At seven years old, brothers Caber and Tartan leave a lasting impression – and it’s not just because of their striking good looks.
The yellow Labrador retrievers – both highly trained assistance dogs – change lives.
As Canada’s first Trauma K9, Caber helps victims of crime, including, as of this past May, by providing support to young sexual-assault victims in the courtroom.
With just two trials at Surrey Provincial Court under his collar so far, it’s obvious to handler Kim Gramlich – co-ordinator of Victim Services for Delta Police – that Caber’s skills are invaluable.
“In both cases, the witnesses outside of the courtroom on breaks were struggling,” Gramlich said, noting both were ready to walk away from the emotional and traumatic experience without finishing their testimony.
With Caber at each girl’s side, however, they got through.
“On both cases, we really felt Caber was instrumental. He really helped them find that fortitude to go on.”
Caber and Tartan – both raised and trained through Burnaby-based Pacific Assistance Dogs Society – were in South Surrey Wednesday with Gramlich and Coquitlam resident Karen Bryon to share their skills with Rotary Club of South Surrey members.

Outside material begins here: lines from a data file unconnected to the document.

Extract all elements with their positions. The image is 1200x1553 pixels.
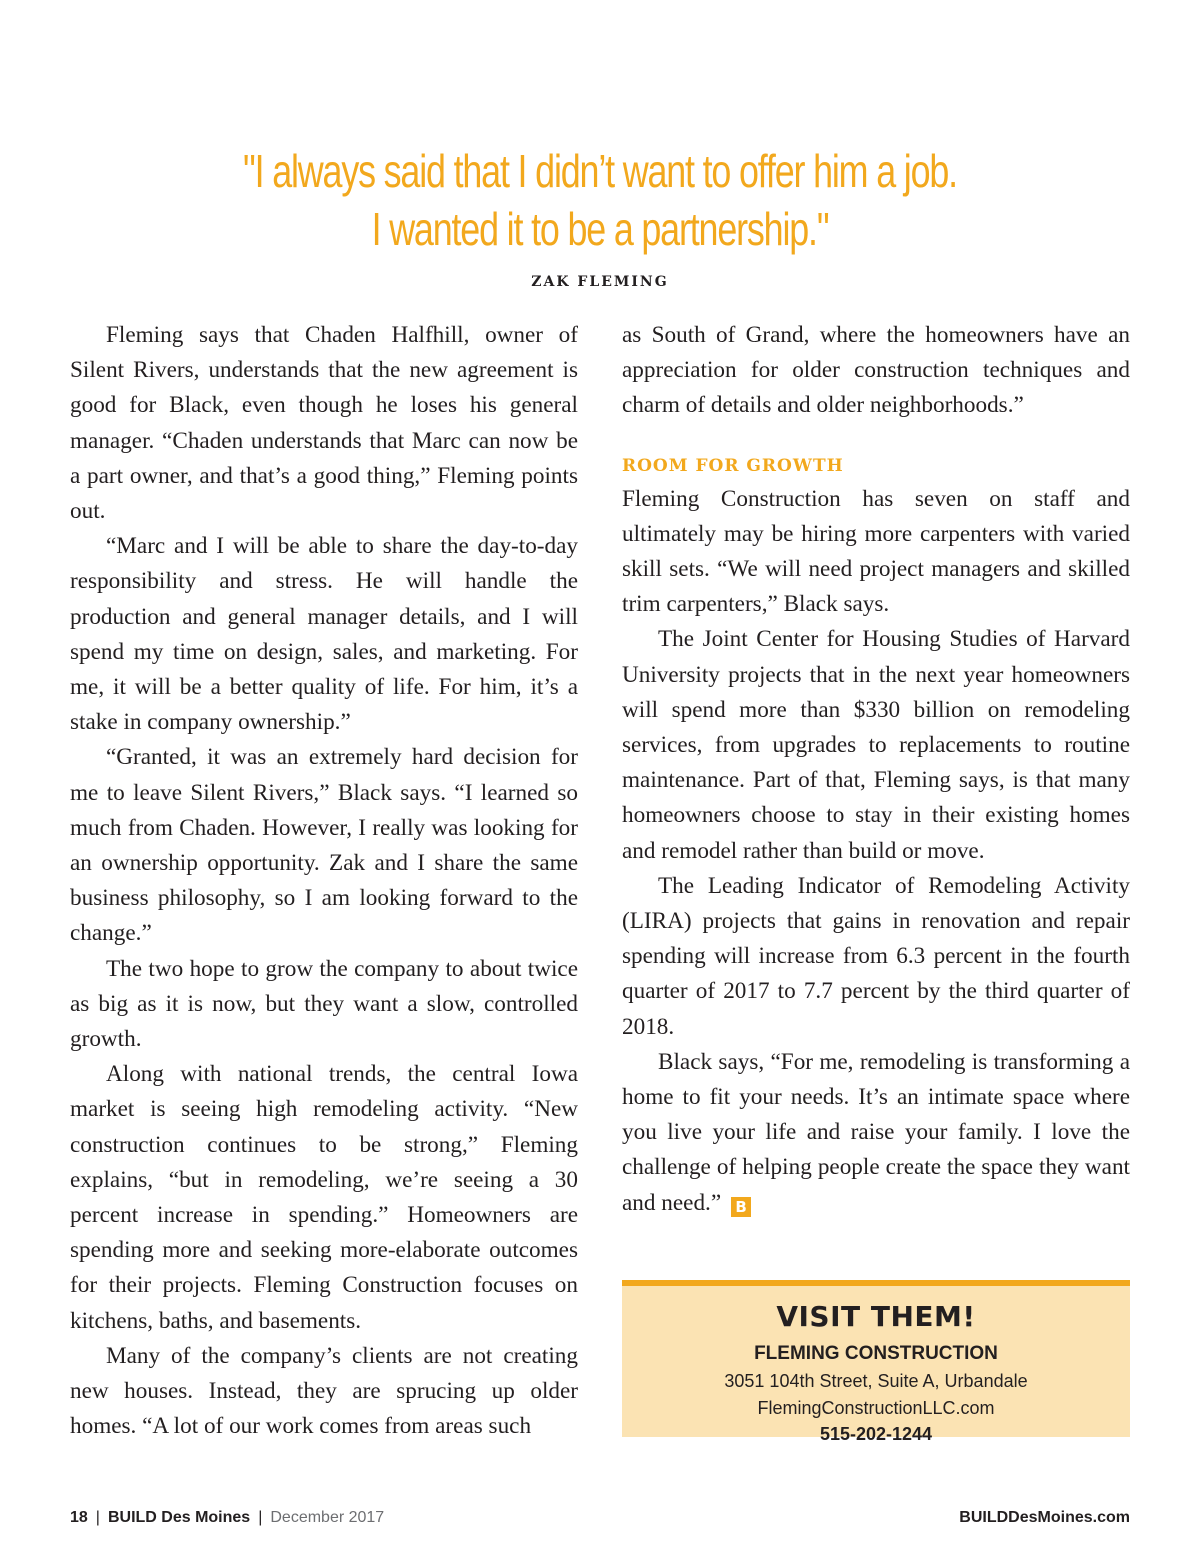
publication-name: BUILD Des Moines — [107, 1509, 251, 1526]
right-column — [622, 318, 1130, 1221]
last-paragraph-text: Black says, “For me, remodeling is transforming a home to fit your needs. It’s an intimate space where you live your life and raise your family. I love the challenge of helping people create the space they want and need.” — [622, 1048, 1130, 1216]
visit-box-title: VISIT THEM! — [776, 1300, 976, 1333]
page-number: 18 — [70, 1509, 88, 1526]
body-paragraph-continuation: as South of Grand, where the homeowners have an appreciation for older construction techniques and charm of details and older neighborhoods.” — [622, 322, 1130, 419]
pull-quote-line-1: "I always said that I didn’t want to offer him a job. — [243, 145, 957, 197]
body-paragraph: Along with national trends, the central Iowa market is seeing high remodeling activity. “New construction continues to be strong,” Fleming explains, “but in remodeling, we’re seeing a 30 percent increase in spending.” Homeowners are spending more and seeking more-elaborate outcomes for their projects. Fleming Construction focuses on kitchens, baths, and basements. — [70, 1061, 578, 1334]
left-column — [70, 318, 578, 1445]
body-paragraph: “Marc and I will be able to share the day-to-day responsibility and stress. He will handle the production and general manager details, and I will spend my time on design, sales, and marketing. For me, it will be a better quality of life. For him, it’s a stake in company ownership.” — [70, 533, 578, 736]
pull-quote — [210, 142, 990, 258]
pull-quote-line-2: I wanted it to be a partnership." — [371, 203, 829, 255]
company-address: 3051 104th Street, Suite A, Urbandale — [724, 1371, 1028, 1391]
body-paragraph: The Joint Center for Housing Studies of Harvard University projects that in the next year homeowners will spend more than $330 billion on remodeling services, from upgrades to replacements to routine maintenance. Part of that, Fleming says, is that many homeowners choose to stay in their existing homes and remodel rather than build or move. — [622, 626, 1130, 864]
company-name: FLEMING CONSTRUCTION — [754, 1343, 998, 1364]
footer-separator: | — [95, 1509, 100, 1526]
pull-quote-attribution: ZAK FLEMING — [531, 274, 669, 290]
company-website: FlemingConstructionLLC.com — [757, 1398, 995, 1418]
section-heading: ROOM FOR GROWTH — [622, 455, 844, 476]
body-paragraph: The two hope to grow the company to about twice as big as it is now, but they want a slow, controlled growth. — [70, 955, 578, 1053]
visit-them-box — [622, 1280, 1130, 1444]
issue-date: December 2017 — [270, 1509, 385, 1526]
body-paragraph: Fleming says that Chaden Halfhill, owner of Silent Rivers, understands that the new agreement is good for Black, even though he loses his general manager. “Chaden understands that Marc can now be a part owner, and that’s a good thing,” Fleming points out. — [70, 322, 578, 525]
company-phone: 515-202-1244 — [819, 1424, 933, 1444]
body-paragraph-last — [622, 1045, 1130, 1221]
body-paragraph: “Granted, it was an extremely hard decision for me to leave Silent Rivers,” Black says. “I learned so much from Chaden. However, I really was looking for an ownership opportunity. Zak and I share the same business philosophy, so I am looking forward to the change.” — [70, 744, 578, 947]
page-footer — [70, 1509, 1130, 1531]
footer-separator: | — [258, 1509, 263, 1526]
body-paragraph: The Leading Indicator of Remodeling Activity (LIRA) projects that gains in renovation and repair spending will increase from 6.3 percent in the fourth quarter of 2017 to 7.7 percent by the third quarter of 2018. — [622, 872, 1130, 1040]
body-paragraph: Many of the company’s clients are not creating new houses. Instead, they are sprucing up older homes. “A lot of our work comes from areas such — [70, 1342, 578, 1440]
footer-website: BUILDDesMoines.com — [959, 1509, 1130, 1526]
end-of-article-icon: B — [731, 1197, 751, 1217]
footer-left — [70, 1509, 384, 1527]
body-paragraph: Fleming Construction has seven on staff and ultimately may be hiring more carpenters with varied skill sets. “We will need project managers and skilled trim carpenters,” Black says. — [622, 485, 1130, 618]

Tartan, raised from puppyhood by PADS volunteer Bryon, is an official demonstration dog for the society, helping spread awareness of the PADS program by showing firsthand just how much assistance four-legged friends can provide to mobility, hearing or otherwise impaired clients.
Wednesday, he alerted Bryon to a telephone ringing and a smoke alarm; turned lights on and off; opened and closed a small fridge; retrieved and gently delivered an item from the floor; and helped her take off a sock.
While Tartan performed the tasks with ease, Gramlich pointed out that he had to know “quite a sequence” of commands to pull some of them off, including “look”, “get”, “hold”, “bring” and “give” – skills PADS’ dogs learn through extensive training.
Questions from Rotary members included one about etiquette – how the general public should treat a PADS dog, when one of the blue-vested companions is spotted with his or her client companion.
Noting the dogs are typically concentrating on the important task of keeping their companions safe, Gramlich said it’s best to simply leave them be.
Don’t pet them, she said, “because distracting the dog from what it’s doing could be very problematic.”
PADS’ latest canine graduates were celebrated in a ceremony Sept. 27. It’s an event that always brings attendees to tears, said Gramlich and Bryon, as puppy raisers say goodbye to their charges, and the success of a client match is marked.
But while it is “heartbreaking” to say goodbye to a PADS puppy, it’s also rewarding, Bryon said.
“When you see these dogs with a client and how they’ve changed their lives, it’s worth every bit of it,” Bryon said.
For more information about PADS, or to donate – PADS relies heavily on donations to cover the costs of raising and training its dogs – visit www.pads.ca
The Burnaby facility will also host an open house from 11 a.m. to 4 p.m. Dec. 5, at 9048 Stormont Ave.